Putin’s fallen generals reveal Russia’s fatal flaws

Richard Kemp

War is – by definition – a bloody business. Yet if you had told me an army in the 21st century could lose eight generals in combat, and perhaps as many as 15, a mere 16 months into a campaign, I would have struggled to believe you. The death of Russian Major General Sergei Goryachev – reportedly killed this week in Ukraine by a British-supplied Storm Shadow missile – marks such a milestone. For context, no western army has faced such high fatality rates among its senior officers since 1945.
The death of Goryachev is a severe blow for Russian President Vladimir Putin’s defence against Ukraine’s counter-offensive. Goryachev was not just a general, but Chief of Staff of the 35th Combined Arms Army: a critical role responsible for planning, coordinating and controlling operations across a broad front. His death will mean the combat effectiveness of his forces will suffer major disruption. Not only that, but in his command post, Goryachev will have been surrounded by his most important staff officers. The loss of just one of these individuals can be keenly felt at the front. The closest parallel in my own experience was the death in 1994 of the Assistant Chief of Staff in Northern Ireland, along with 24 senior police and military intelligence officers. That was a helicopter crash not enemy action, but the impact on military operations, with the loss of their collective knowledge and experience, was long-lasting and profound.
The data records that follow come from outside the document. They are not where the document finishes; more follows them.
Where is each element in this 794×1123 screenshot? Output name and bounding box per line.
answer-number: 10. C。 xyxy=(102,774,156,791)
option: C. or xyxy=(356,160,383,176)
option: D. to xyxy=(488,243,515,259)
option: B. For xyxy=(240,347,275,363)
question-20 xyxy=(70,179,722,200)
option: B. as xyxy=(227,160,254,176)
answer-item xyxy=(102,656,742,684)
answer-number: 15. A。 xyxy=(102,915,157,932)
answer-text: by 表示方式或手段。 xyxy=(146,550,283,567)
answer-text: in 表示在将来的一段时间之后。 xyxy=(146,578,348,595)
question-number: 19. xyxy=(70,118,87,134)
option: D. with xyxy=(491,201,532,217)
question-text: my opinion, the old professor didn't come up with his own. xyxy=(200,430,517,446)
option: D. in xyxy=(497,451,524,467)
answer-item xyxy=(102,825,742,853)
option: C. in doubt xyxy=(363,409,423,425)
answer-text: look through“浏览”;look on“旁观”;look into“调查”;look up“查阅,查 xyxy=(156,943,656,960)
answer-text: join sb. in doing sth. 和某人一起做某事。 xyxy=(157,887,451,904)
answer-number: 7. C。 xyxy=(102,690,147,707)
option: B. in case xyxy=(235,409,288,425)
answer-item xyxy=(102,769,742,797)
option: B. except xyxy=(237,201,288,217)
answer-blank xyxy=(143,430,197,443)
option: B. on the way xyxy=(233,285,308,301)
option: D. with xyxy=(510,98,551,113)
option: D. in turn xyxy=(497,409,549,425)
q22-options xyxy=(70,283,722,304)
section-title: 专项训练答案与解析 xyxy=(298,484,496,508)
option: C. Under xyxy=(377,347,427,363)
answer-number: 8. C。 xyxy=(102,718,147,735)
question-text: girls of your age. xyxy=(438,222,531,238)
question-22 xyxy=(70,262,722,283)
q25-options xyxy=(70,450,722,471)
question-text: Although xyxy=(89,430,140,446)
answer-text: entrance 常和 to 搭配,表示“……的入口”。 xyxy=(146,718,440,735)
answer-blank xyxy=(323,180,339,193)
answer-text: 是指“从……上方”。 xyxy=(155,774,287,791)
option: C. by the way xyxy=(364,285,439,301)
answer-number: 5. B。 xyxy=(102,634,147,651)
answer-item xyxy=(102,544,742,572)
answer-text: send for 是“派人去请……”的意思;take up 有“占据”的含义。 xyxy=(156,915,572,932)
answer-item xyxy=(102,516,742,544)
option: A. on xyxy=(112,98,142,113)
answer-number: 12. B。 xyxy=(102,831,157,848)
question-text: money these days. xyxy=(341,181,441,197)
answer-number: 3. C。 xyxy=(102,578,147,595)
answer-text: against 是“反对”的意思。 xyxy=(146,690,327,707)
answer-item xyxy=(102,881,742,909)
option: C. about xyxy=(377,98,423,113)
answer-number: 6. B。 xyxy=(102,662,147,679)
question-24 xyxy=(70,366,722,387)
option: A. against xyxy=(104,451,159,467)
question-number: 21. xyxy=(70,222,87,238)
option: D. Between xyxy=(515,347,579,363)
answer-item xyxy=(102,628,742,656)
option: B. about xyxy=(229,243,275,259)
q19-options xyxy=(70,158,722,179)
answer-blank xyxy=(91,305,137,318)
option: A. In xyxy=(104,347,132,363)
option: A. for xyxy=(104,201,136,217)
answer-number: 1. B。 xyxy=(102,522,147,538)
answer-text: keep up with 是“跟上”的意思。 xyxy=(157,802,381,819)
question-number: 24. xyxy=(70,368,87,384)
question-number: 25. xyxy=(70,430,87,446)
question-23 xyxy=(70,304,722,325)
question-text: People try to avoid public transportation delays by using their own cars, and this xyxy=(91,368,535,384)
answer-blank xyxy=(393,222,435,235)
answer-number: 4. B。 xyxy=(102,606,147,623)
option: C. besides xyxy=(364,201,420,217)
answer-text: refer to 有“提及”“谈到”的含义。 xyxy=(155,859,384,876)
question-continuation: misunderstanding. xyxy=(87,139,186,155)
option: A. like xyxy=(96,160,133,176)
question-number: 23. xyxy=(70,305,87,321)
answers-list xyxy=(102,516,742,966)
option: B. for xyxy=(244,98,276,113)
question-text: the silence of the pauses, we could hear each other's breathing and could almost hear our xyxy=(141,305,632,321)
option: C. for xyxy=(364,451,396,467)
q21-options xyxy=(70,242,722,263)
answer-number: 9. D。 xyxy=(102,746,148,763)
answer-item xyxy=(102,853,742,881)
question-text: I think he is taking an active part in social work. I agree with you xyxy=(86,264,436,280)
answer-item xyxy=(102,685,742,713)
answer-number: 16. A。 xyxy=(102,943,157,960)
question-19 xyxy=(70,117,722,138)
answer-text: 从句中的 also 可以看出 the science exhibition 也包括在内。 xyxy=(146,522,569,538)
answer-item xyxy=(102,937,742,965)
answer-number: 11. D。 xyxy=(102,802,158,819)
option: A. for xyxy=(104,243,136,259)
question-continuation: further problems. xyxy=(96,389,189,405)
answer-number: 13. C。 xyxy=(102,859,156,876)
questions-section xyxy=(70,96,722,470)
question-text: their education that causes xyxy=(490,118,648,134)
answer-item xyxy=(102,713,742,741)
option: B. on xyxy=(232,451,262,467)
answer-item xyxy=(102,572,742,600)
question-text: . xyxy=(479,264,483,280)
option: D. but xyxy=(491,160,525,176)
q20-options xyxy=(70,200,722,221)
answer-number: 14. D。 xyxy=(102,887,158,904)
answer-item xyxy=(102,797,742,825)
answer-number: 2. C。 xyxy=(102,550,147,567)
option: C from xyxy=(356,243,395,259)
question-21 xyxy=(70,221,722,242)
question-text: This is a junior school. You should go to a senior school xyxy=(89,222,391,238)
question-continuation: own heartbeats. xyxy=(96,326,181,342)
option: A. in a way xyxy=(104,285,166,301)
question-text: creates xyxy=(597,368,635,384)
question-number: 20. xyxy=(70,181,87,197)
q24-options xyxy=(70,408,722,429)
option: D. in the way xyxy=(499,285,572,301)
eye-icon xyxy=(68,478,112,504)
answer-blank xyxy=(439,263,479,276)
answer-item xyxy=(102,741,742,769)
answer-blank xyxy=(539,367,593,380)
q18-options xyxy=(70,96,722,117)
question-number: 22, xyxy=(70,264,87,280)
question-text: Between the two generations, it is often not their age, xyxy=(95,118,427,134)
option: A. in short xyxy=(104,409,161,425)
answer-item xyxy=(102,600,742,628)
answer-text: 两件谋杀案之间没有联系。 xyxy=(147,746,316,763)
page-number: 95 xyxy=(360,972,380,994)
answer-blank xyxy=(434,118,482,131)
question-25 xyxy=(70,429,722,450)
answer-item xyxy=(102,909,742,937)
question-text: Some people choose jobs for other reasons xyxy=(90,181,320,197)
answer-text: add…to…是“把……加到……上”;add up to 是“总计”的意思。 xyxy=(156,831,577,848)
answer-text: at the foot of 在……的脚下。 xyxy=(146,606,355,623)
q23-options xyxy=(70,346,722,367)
In Ukraine, Russian generals have often been forced to the front through necessity. Last year we learned a combination of inferior secure communications and Ukrainian electronic warfare obliged some commanders to command from the front. But the problem runs deeper. The Russian way of warfare – still operating to a highly inflexible, top-down command doctrine – means that generals are often obliged to take personal command in a fashion alien to most western armies. Ukrainian commanders recently told me how Russians are still frequently paralysed until reports are transmitted upwards and new orders issued downwards: a laborious, time-consuming process. Sometimes forces are obliged to wait until a general arrives. Furthermore, just as their soldiers are sometimes pressed forward with a gun at their back, Russian generals are compelled to the front by the spectre of the menacing figure in the Kremlin.
By contrast, the Ukrainians have adopted a “mission command” style of operations used by the British, American and other Western forces. Here, subordinate commanders down to the lowest levels are given their mission and the freedom to carry it out without the need for detailed instructions from on high. They are trained to adapt to constantly shifting battlefield conditions, with the autonomy to change the plan on their own authority without the need for superiors to intervene. Russia’s weakness has been exploited by Ukraine, assisted by intelligence and surveillance that provides real-time satellite and aerial footage of Russian headquarters and the electronic signatures of senior officers, allowing their locations to be pin-pointed and struck. Last year, General Valery Gerasimov, the Russian Chief of Staff, escaped by the skin of his teeth as Ukraine launched a strike against a position in the east of the country that he had just left. Kyiv’s advantage has been multiplied by the recent supply of British Storm Shadow missiles, which allows Russian headquarters well to the rear of the fighting to be targeted at ranges previously unachievable. Command inflexibility will not bring about the defeat of the Russian army. Unlike many commentators, Ukrainian commanders do not underestimate their enemy. Several fresh from the front told me that they face a formidable opponent: tenacious, battle-hardened and willing to throw away huge numbers of soldiers’ lives to gain ground. These Ukrainian fighting men are also more aware than anyone of Moscow’s advantage in artillery, the greatest battle winner in this conflict.
But just as David’s precisely-aimed slingshot succeeded in felling the giant, continued Ukrainian precision strikes against logistics bases, supply lines and headquarters such as that of Goryachev’s army will, in time, undoubtedly help tip the scales.